JUBILEE CULTURAL ROUTES

TRAVELLING TOWARDS ROME. IN THE FOOTSTEPS OF ST. PAUL

You are along the route: TRAVELLING TOWARDS ROME. IN THE FOOTSTEPS OF ST. PAUL

Tappe del percorso

You can appreciate the places suggested for this journey in any day of the week.

Saul, a Roman citizen of Jewish religion, was born in Tarsus, a city now belonging to Turkey, from a wealthy family of textile merchants. An observant Pharisee, he was a tenacious opponent of the Cristian religion until one day, while travelling to Damascus, in Syria, he was blinded by a vision in the desert and saw Jesus, who told him: “Saul, Saul, why persecutest thou me?” From that moment, under the name of Paul, he became a tenacious preacher of the Gospel, restlessly travelling the many roads of the Roman Empire. In 59 AD he was arrested in Jerusalem under the accusation of raising turmoil. Enforcing his right as a Roman citizen, he demanded to be judged by the emperor and was then brought to the Capital. After landing in Malta after a shipwreck, he finally reached Pozzuoli and travelled from there to Rome along the Appia Way.

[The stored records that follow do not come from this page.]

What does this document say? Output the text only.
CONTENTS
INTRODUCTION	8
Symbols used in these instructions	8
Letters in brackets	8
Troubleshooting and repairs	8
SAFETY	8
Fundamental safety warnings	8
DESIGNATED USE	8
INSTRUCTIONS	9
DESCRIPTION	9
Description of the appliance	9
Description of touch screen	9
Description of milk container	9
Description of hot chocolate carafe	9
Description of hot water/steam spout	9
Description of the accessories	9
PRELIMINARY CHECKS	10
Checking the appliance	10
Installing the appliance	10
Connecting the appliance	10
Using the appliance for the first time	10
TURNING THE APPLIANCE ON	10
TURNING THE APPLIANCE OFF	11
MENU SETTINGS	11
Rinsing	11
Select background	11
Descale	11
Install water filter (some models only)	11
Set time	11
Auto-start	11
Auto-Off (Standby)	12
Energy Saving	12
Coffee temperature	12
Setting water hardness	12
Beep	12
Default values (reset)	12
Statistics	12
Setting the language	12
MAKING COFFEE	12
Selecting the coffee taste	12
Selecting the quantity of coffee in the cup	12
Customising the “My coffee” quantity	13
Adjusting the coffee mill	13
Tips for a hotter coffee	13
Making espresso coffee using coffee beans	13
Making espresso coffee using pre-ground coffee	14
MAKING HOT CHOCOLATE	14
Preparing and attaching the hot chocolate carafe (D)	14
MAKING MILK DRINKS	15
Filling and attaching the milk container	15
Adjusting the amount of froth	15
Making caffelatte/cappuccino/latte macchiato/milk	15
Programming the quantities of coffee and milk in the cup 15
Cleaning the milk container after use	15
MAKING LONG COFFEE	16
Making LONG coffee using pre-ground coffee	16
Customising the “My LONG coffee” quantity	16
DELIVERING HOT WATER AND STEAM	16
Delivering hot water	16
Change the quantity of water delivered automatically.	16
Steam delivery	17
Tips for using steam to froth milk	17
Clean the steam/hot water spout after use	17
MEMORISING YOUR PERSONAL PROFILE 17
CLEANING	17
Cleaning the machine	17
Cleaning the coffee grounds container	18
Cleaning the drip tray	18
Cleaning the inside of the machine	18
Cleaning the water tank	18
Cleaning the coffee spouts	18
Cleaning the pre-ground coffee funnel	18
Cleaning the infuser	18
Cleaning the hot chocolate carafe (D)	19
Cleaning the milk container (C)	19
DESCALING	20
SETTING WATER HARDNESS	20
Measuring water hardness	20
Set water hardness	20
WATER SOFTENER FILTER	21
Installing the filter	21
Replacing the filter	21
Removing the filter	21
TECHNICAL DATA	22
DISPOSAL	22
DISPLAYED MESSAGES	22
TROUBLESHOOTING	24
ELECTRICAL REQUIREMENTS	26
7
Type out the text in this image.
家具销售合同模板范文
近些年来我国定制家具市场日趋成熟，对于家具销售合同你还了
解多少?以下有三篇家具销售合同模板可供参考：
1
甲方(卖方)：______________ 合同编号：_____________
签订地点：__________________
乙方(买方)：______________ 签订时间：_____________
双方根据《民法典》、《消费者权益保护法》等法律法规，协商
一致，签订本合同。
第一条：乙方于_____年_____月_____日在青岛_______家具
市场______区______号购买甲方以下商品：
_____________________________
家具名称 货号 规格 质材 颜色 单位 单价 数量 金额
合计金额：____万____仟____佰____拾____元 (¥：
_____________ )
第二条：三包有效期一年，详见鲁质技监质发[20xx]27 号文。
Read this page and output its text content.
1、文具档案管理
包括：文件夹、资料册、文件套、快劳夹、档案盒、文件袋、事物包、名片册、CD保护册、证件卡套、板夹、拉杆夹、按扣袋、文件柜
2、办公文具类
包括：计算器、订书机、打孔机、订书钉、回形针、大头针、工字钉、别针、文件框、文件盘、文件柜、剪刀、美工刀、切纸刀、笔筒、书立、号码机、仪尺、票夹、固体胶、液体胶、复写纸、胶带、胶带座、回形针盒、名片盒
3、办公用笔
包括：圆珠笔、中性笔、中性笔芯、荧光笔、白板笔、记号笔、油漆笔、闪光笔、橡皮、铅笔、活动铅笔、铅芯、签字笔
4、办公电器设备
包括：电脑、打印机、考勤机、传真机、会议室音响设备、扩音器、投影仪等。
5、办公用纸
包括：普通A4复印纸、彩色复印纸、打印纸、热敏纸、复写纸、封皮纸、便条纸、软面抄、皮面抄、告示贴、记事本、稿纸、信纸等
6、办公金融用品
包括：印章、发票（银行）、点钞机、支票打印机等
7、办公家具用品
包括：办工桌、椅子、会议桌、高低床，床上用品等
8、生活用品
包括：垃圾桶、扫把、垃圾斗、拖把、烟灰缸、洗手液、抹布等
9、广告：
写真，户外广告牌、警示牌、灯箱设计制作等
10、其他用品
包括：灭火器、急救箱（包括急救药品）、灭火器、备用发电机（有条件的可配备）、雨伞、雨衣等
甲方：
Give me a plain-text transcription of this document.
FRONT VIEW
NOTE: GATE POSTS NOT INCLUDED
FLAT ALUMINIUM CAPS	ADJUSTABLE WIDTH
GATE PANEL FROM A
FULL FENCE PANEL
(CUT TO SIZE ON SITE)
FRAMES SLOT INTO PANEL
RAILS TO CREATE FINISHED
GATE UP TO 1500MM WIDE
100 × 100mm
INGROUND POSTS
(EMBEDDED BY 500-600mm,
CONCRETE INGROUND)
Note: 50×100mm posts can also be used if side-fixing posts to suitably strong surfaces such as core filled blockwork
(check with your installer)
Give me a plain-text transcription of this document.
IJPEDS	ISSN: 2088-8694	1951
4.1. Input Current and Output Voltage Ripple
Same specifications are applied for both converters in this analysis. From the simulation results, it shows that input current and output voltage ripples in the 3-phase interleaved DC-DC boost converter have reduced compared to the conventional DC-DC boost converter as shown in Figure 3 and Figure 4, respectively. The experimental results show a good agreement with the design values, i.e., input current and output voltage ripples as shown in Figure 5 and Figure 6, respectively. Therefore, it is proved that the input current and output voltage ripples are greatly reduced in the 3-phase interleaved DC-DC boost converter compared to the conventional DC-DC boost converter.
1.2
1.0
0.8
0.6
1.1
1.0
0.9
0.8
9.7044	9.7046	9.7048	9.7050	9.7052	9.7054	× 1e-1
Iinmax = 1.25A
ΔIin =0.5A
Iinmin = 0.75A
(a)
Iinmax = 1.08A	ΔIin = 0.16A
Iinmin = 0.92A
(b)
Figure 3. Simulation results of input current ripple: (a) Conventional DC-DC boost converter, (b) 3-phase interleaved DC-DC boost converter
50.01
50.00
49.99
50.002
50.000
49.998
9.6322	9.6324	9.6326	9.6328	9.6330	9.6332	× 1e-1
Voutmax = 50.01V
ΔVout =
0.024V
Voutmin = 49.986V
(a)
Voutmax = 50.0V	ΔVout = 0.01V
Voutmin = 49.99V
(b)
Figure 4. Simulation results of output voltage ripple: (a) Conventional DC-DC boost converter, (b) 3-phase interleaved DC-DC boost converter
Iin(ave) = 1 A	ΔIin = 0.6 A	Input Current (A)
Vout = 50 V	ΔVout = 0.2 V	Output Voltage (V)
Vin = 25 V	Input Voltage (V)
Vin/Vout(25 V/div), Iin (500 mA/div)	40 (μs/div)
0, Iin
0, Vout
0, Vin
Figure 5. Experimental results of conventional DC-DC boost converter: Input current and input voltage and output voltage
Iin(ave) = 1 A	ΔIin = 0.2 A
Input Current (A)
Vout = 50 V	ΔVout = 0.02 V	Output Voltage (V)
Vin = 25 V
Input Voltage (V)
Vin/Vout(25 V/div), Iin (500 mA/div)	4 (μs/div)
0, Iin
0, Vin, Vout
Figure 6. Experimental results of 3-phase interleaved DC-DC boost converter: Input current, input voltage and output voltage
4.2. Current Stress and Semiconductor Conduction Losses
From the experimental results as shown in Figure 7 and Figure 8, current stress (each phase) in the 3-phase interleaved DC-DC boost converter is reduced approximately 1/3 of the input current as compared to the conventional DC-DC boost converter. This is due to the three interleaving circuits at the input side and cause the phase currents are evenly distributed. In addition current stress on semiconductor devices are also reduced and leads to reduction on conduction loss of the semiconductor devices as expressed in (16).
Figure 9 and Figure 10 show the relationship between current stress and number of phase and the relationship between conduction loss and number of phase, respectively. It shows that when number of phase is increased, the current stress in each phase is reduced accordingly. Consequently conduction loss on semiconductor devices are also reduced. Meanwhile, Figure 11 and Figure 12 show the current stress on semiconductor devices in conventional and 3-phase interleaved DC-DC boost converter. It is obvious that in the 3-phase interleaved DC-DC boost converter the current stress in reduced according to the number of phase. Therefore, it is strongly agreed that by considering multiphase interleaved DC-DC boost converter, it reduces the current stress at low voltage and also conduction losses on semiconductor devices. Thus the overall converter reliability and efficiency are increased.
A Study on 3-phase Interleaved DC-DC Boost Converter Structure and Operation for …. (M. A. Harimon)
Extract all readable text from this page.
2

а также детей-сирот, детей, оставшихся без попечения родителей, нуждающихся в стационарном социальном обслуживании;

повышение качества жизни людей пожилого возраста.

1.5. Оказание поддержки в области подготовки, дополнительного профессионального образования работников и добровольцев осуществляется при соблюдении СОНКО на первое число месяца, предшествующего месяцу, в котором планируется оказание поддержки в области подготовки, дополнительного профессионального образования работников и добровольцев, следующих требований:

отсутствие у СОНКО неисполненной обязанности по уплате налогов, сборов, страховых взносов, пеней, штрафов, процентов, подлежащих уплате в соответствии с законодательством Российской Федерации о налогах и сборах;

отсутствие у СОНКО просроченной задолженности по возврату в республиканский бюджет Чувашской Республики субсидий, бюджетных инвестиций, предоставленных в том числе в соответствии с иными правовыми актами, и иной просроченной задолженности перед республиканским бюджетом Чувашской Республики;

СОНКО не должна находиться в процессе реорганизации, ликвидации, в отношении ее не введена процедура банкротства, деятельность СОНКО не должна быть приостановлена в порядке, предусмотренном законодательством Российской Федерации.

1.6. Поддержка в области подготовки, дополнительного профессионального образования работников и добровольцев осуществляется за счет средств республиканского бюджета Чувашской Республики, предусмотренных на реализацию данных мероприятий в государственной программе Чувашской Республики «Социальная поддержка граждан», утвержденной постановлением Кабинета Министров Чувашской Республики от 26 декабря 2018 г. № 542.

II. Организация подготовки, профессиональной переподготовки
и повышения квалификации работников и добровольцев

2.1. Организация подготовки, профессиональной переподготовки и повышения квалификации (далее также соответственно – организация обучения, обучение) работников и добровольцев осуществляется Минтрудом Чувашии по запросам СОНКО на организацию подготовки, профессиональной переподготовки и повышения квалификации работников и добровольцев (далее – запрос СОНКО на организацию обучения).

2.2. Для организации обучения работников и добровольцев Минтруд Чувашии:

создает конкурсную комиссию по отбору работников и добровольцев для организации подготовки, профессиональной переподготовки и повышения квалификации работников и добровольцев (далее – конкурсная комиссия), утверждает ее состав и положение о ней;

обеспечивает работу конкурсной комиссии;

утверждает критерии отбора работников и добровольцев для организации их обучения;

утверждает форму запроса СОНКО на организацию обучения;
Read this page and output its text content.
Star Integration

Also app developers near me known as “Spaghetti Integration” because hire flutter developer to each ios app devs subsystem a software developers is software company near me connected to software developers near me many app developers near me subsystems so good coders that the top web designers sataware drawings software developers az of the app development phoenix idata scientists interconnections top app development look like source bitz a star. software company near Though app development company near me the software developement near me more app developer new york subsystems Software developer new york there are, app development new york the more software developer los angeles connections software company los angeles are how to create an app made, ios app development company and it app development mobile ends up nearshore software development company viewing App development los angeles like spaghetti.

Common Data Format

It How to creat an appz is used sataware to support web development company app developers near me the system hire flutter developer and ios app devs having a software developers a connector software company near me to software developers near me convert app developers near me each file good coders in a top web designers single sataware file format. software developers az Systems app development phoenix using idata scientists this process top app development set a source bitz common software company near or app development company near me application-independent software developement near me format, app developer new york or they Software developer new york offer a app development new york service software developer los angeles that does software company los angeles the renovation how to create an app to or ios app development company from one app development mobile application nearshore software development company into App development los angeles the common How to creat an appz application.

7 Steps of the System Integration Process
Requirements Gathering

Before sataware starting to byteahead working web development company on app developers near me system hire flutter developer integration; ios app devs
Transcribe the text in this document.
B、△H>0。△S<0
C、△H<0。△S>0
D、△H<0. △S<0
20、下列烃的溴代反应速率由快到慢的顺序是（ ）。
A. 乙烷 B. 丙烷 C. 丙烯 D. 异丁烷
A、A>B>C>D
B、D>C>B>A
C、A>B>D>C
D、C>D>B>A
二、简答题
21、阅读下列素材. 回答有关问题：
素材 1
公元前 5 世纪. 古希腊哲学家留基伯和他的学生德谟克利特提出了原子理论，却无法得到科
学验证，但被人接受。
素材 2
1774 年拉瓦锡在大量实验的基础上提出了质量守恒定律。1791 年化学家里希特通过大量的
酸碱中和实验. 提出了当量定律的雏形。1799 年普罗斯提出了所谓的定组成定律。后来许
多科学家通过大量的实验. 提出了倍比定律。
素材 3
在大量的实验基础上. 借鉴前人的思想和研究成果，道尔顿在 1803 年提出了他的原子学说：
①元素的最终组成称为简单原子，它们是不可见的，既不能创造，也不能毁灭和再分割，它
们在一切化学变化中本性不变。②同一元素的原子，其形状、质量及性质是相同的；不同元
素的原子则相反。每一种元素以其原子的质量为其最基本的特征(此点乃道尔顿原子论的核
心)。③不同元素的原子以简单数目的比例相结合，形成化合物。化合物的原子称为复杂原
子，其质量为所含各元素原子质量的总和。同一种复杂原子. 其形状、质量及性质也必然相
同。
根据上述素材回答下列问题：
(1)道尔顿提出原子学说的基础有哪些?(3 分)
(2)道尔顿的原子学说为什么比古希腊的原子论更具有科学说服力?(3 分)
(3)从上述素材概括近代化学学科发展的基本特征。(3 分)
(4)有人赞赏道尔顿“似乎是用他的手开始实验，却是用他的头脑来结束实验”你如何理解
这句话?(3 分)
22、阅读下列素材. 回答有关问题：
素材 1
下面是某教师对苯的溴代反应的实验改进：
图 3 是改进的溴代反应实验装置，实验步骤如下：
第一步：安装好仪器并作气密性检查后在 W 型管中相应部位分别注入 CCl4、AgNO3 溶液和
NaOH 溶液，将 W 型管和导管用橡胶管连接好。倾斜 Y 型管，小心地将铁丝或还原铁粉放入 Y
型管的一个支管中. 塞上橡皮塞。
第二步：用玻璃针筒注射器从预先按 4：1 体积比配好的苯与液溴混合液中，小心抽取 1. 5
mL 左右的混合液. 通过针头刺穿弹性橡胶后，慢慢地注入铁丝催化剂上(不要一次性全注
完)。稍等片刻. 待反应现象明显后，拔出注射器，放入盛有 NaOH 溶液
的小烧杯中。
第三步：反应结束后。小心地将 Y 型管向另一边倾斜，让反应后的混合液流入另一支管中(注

During this journey he stopped in Forum Apii and Tres Tabernae, where some Roman Christian came to meet him and console him. Once in Rome, he was shortly detained in a sort of mild imprisonment, which however did not held him from preaching, writing or meeting other believers.
Between 64 and 67 AD, however, Christians had to face the harsh persecutions by the emperor Nero. Paul was arrested, probably imprisoned in the Mamertin Prison together with Saint Peter, and, finally, beheaded in a place south from Rome, called Acquae Salviae. Although his roman citizenship could not save his life, it spared him, however, the more painful and humiliating death by crucifixion that was, instead, reserved to Peter. Paul’s head, bouncing on the ground three times, created three water springs as a last miracle. He was then buried in an humble tomb in the necropolis of the “via Ostiense”: the same place where, many years later, the majestic Basilica of Saint Paul Outside the Walls was built to celebrate him.
Walking along the Appia Antica, in a charming landscape amidst archaeological landmarks, it is still possible to follow the same route Saint Paul walked on his way to Rome, at a time when he was still ignorant of the fate that awaited him there.